例えば先にお父様が亡くなった場合は、残ったお母様が家族の"重し"となり、一次相続の際に大きなトラブルは起こりにくい傾向があります。
この場合、夫婦で築いてきた財産なのだから、まずは残された配偶者、この場合ではお母様が多く相続するのが一般的です。分配の割合や「相続税が発生する場合はどうするか」といった話し合いも、相続人たちの間で比較的落ち着いた雰囲気で進むことが多いです。
トラブルが起こりやすいのは、そのお母様が亡くなった時です。「これが最後のチャンス」とばかりに、それぞれの相続人ができるだけ多く相続しようとしてきます。
「自分は母親の介護をずっとしてきたんだから、当然多くもらえるべきだ」と主張する人がいれば、「私はこれまで親から何の支援も受けてこなかった」と反発する人も出てくる。こうして感情的な対立が、お母様という"重し"がいなくなったことで、一気に表面化してしまうわけです。
特にお母様が遺言書を遺していなかった場合は、上のような揉め事が起こりがちです。そのため、私たちが税理士として一次相続で関わらせてもらった場合、残されたお母様に、二次相続ではこれくらいの相続税がかかる、これまで世話になってきたご長男に多く残したければ、遺言書は絶対に必要であることをお話しして、公正証書遺言を作ることをおすすめしています。
【4】再婚・連れ子がいる家庭
4つ目が再婚した夫婦で、前の配偶者と現在の配偶者の両方との間に子供がいたり、現在の配偶者に連れ子がいたりした場合です。
法律上、連れ子に相続権はありませんが、養子縁組していれば法律上も親子関係となり、相続人となります。そうなると、今度は実の子供たちが「なぜ連れ子にも相続させるのか」と反発することがあります。
また、前の配偶者とは離婚してから音信不通で、相続人である子供の居場所が分からないケースもあります。遺産分割協議を行うためには相続人全員が参加する必要があり、相続人を探し出して、遺産分割協議に参加してもらわなければなりません。
音信不通の人を探し出すのは簡単なことではないので、税理士や司法書士などの専門家に依頼して、公的文書を閲覧したり取り寄せたり、探偵への調査依頼をしたほうがいいケースがほとんどです。

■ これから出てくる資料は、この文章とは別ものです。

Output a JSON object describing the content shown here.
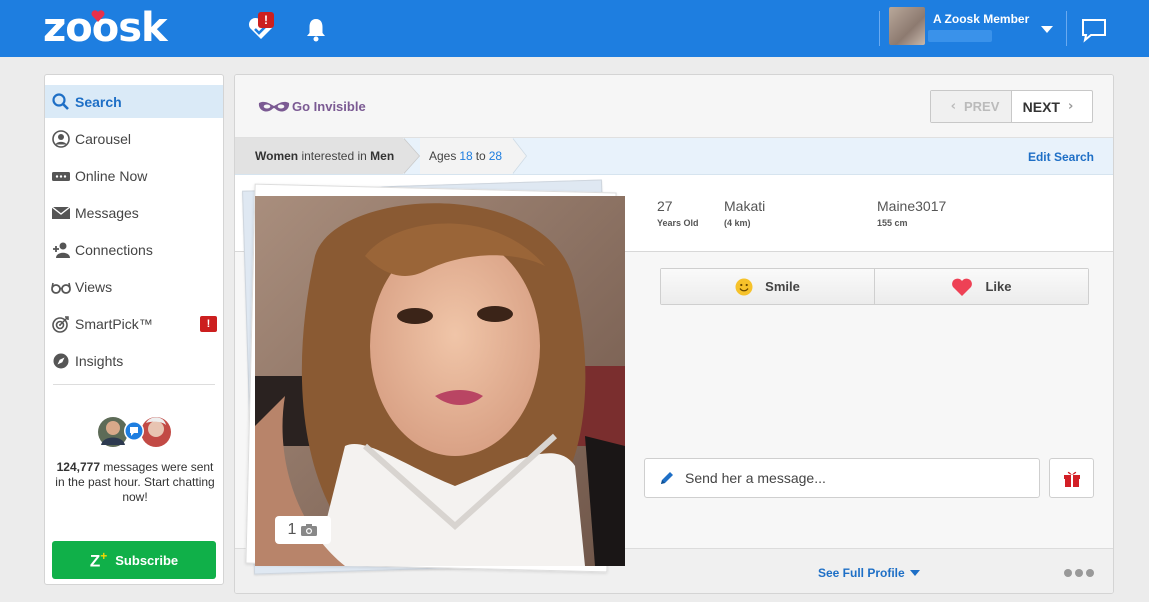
{
  "header": {
    "logo": "zoosk",
    "notification_badge": "!",
    "member_name": "A Zoosk Member",
    "icons": [
      "heart-check-icon",
      "bell-icon",
      "chevron-down-icon",
      "chat-bubble-icon"
    ],
    "brand_color": "#1e7ee0"
  },
  "sidebar": {
    "items": [
      {
        "label": "Search",
        "icon": "search-icon",
        "active": true
      },
      {
        "label": "Carousel",
        "icon": "carousel-icon"
      },
      {
        "label": "Online Now",
        "icon": "online-now-icon"
      },
      {
        "label": "Messages",
        "icon": "envelope-icon"
      },
      {
        "label": "Connections",
        "icon": "connections-icon"
      },
      {
        "label": "Views",
        "icon": "glasses-icon"
      },
      {
        "label": "SmartPick™",
        "icon": "target-icon",
        "badge": "!"
      },
      {
        "label": "Insights",
        "icon": "compass-icon"
      }
    ],
    "chat_stat": {
      "count": "124,777",
      "text": " messages were sent in the past hour. Start chatting now!"
    },
    "subscribe": {
      "z": "Z",
      "plus": "+",
      "label": "Subscribe"
    },
    "subscribe_color": "#10b049"
  },
  "main": {
    "go_invisible": "Go Invisible",
    "pager": {
      "prev": "PREV",
      "next": "NEXT"
    },
    "filter": {
      "gender": "Women",
      "interested_in": " interested in ",
      "seeking": "Men",
      "ages_label": "Ages",
      "age_min": "18",
      "to": "to",
      "age_max": "28",
      "edit": "Edit Search"
    },
    "profile": {
      "age": "27",
      "age_sub": "Years Old",
      "city": "Makati",
      "distance": "(4 km)",
      "username": "Maine3017",
      "height": "155 cm",
      "photo_count": "1"
    },
    "actions": {
      "smile": "Smile",
      "like": "Like"
    },
    "message_placeholder": "Send her a message...",
    "full_profile": "See Full Profile"
  }
}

また、これは特殊な例かもしれませんが、私が担当したケースで、亡くなった男性の先妻のお子さんと後妻のお子さんがそれぞれ、父親が書いたという自筆の遺言書を出してきたことがありました。これはもう税理士が解決できる問題ではないので、それぞれの弁護士さん同士で話し合ってもらいました。
【5】特定の子供に偏った生前贈与
5つ目が、親が生前に特定の子供を特別扱いして資金援助をしていた場合です。これが他の子供たちの不満のタネとなり、遺産分割の際に問題になることが多い。例えば、長男には結婚式や住宅購入で資金援助をしたのに、次男や三男には何もしなかったというようなケースです。

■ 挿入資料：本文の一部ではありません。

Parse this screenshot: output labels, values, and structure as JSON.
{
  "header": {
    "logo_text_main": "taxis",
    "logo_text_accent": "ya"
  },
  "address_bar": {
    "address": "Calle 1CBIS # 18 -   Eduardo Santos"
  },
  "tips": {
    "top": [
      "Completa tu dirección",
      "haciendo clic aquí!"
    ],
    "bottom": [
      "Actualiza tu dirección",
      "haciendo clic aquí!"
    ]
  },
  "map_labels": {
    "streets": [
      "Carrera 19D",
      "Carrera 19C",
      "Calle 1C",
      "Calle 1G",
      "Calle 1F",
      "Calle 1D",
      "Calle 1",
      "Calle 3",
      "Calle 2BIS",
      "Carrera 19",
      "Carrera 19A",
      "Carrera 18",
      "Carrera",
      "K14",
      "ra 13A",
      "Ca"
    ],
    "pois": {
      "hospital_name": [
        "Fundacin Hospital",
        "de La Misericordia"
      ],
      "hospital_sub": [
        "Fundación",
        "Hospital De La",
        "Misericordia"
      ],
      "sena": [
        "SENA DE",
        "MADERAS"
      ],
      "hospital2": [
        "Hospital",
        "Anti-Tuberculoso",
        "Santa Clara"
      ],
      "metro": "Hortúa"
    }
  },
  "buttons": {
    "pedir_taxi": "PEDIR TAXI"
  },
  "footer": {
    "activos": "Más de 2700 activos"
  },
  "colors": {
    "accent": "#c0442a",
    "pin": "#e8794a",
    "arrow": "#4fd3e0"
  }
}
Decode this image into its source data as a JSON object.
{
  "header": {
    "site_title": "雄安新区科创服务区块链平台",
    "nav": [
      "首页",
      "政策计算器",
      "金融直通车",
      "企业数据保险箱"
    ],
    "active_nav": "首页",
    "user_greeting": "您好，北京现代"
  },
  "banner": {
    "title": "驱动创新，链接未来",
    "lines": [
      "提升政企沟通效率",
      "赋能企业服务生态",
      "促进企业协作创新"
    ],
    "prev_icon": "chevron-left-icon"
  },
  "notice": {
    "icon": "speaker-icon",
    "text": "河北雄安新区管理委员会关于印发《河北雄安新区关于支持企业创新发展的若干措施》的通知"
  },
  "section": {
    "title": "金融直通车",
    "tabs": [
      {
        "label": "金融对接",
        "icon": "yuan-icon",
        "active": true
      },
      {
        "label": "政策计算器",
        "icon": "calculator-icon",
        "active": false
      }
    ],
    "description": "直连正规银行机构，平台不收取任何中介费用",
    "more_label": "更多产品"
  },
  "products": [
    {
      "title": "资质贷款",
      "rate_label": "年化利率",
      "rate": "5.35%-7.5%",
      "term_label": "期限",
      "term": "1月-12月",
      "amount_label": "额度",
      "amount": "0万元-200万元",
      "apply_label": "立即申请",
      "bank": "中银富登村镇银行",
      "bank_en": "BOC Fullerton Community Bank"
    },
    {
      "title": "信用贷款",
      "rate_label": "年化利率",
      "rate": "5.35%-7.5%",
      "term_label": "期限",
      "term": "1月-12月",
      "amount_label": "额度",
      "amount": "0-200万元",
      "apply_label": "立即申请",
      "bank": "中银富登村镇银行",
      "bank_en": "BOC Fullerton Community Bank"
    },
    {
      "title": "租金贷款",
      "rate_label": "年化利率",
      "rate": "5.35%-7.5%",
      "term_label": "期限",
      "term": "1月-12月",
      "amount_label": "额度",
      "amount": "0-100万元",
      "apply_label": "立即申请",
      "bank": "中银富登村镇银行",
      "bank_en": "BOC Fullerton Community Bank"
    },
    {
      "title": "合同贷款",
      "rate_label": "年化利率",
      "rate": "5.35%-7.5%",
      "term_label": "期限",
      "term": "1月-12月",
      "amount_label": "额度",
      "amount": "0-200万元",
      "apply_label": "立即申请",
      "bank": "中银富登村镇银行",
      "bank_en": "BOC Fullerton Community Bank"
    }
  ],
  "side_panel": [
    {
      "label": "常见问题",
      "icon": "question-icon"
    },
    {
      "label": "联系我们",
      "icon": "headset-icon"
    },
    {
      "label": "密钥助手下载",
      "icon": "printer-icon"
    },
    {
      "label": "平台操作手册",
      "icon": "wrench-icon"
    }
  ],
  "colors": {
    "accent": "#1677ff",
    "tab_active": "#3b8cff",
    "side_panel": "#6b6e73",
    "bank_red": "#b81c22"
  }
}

こうしたケースは「特別受益」といって、相続人の一部が被相続人から生前贈与や遺贈などによって受け取った利益と見なされることがあります。その場合、生前にもらった分を遺産の前渡しと見なし、相続人の間の不公平を避けるために、遺産分割の際に調整する必要があります。
私が担当したケースでは、一番下の娘さんが離婚したのち、ご両親が長年にわたりお金を渡していて、それがかなりの額になっていたことが、親御さんが亡くなったあとに預金の流れを調べて判明したことがあります。この際には、税理士として調べたお金の流れを相続人の方々に提示し、それも含めて話し合うよう伝えました。
【6】遺言書がない家庭
そして最後の6つ目が、遺言書を遺していない場合です。実のところこれは、上に挙げた5つのケースのどれにも当てはまります。

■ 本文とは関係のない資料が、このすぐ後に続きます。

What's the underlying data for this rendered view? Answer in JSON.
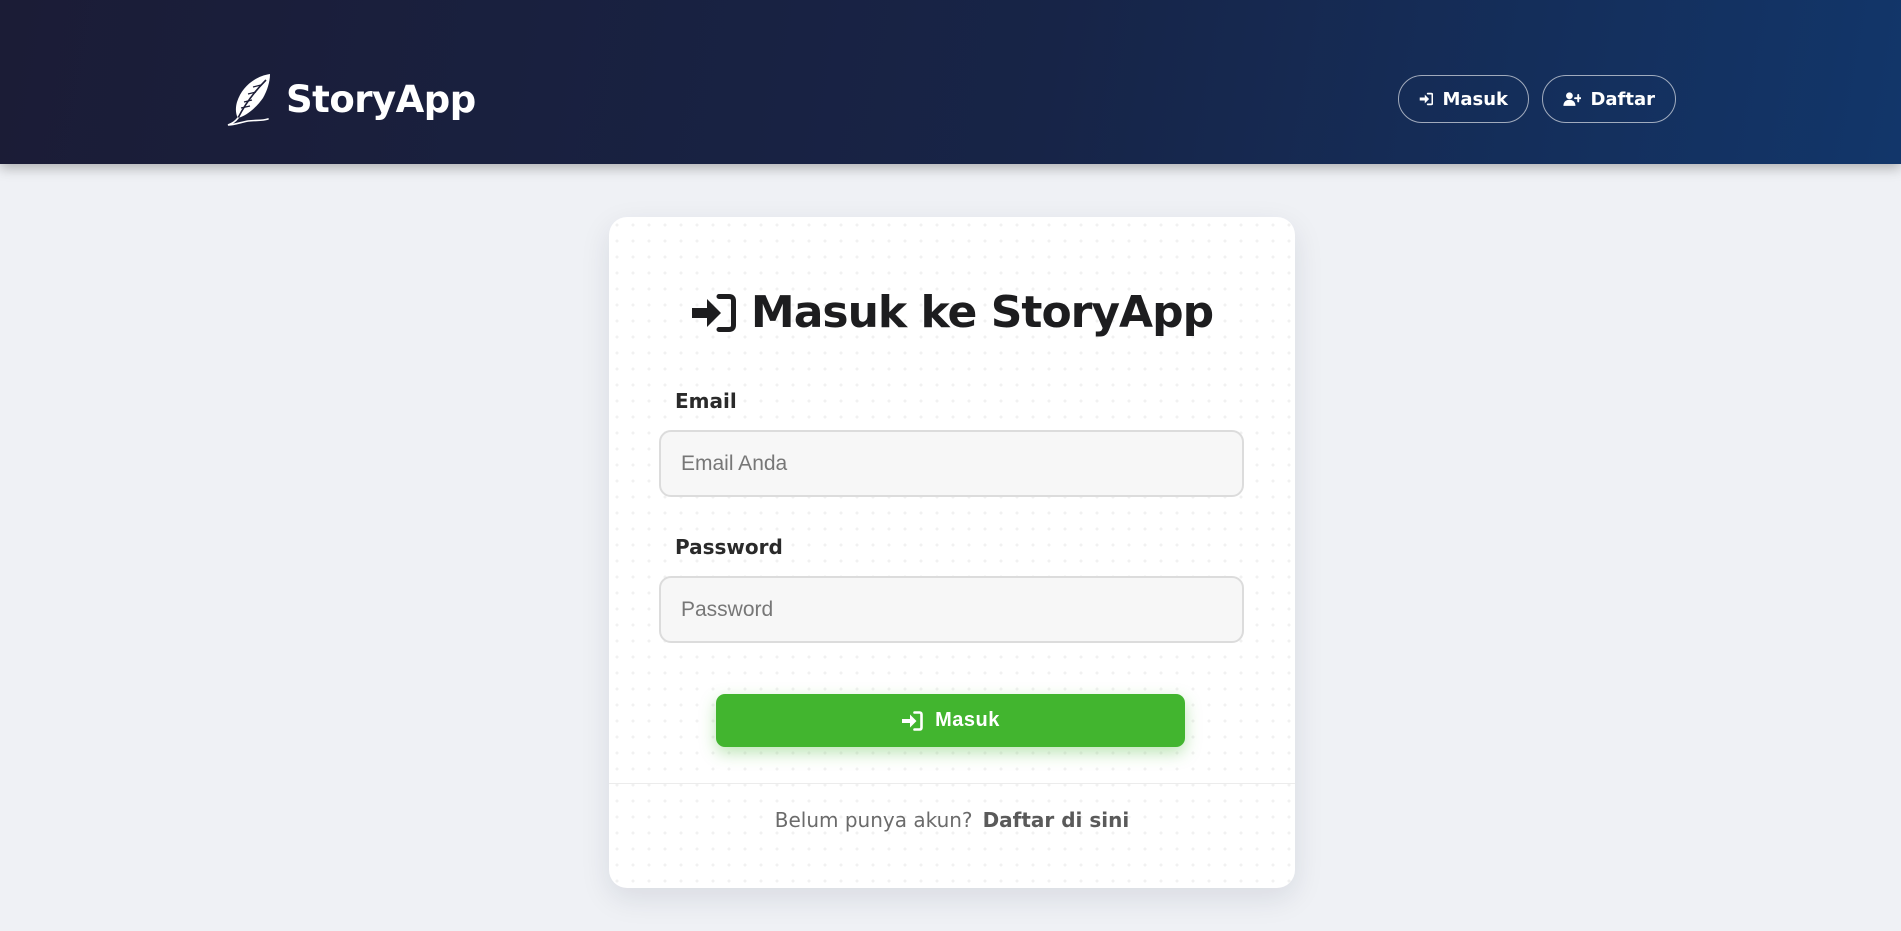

相続争いのほとんどは、遺言書がないために起こります。遺言書があれば、相続人の方々も親の遺志を尊重し、それに納得して遺産分割を進めます。しかし遺言がないと、相続人全員で話し合う「遺産分割協議」をする必要があり、そこで意見が食い違えば争いとなります。
このような状況になったら、あとは法定相続分を基準に話し合うしかありません。それでうまくまとまることもあるし、互いに全く譲らないこともあります。私たち税理士が間に入って話をまとめるよう依頼されても、こういった兄弟ゲンカに巻き込まれたくないので、それ以上の関与をやめたこともあります。税理士の業務の範疇を超えているので、あとは弁護士を雇ってもらうしかありません。
遺産相続争いを未然に防ぐには?
ここまで見てきたように、遺産相続争いの火ダネはあらゆるところにあり、どこから発火するか分かりません。うちは兄弟仲がいいから、自分が死んだら円満に話し合ってくれるだろうというのは幻想です。そういう家族でも、いざとなると相続争いが起こるケースは多いです。
遺産相続における兄弟姉妹間の争いを未然に防ぐために最も有効なのは、親御さんが生きているうちに遺言書を作成しておくことです。もちろん無理やり作らせるわけにはいきませんが、自分の財産の分配について何らかの希望があるのならば、遺言書は作っておくべきです。
遺言書は自筆の場合、書き方の要件を満たしていないと法的に認められない場合もあるので、公証人役場で公正証書遺言を作成して、法的に有効な形で残しておいたほうが確実です。
また、生前贈与や生命保険の受取人を指名しておくという方法もあります。生前に贈与した財産に関しては、その記録を明確に残しておくことで、遺産分割の際に調整がスムーズにできます。
まずは財産状況を把握し、不公平感がなく揉め事が起こらないよう分配するにはどうしたらいいかを家族の間で話し合うことです。特に不動産は分割して相続すると売却や契約に全所有者の同意が必要となるため、相続税評価額や時価査定をした金額をもとに、なるべく公平に分けられるようにする必要があります。
この際、税理士や司法書士、弁護士といった遺産相続の専門家に依頼し、財産目録の作成や相続税のシミュレーションをしてもらうことで、節税と公平性を両立させることができ、法的なトラブルの火種を事前に取り除くことができます。
そうしたうえで、親御さんも含めて兄弟間でじっくりと話し合い、親の希望を伝え、遺言書の内容を決めていくことが、遺産相続をスムーズに進めていくためには重要です。
もう一つよくあるのが、「うちは相続で揉めるほど財産がないから、遺言書を作るほどのこともない」といって何もしないご家族です。しかし実際には、財産が少ない家族でも遺産相続で揉めるケースは多いのです。
例えば不動産の評価額が2000万円で、現金や有価証券、預金の額が1000万円あった場合、遺言書がないと、兄弟間でどのように分けるかで意見が食い違うことがあるのです。数百万円のことで兄弟仲にヒビが入るくらいなら、遺言書をきちんと作っておいたほうが、よほど安心です。
相続争いは財産の多少に関わらず起こりうる身近な問題です。大切なのは「うちは大丈夫」と思い込まず、将来のトラブルを防ぐための備えをすること。家族の絆を守るためにも、専門家の力を借りて、遺言書の作成や財産の整理を進めておくことが、安心につながる第一歩となります。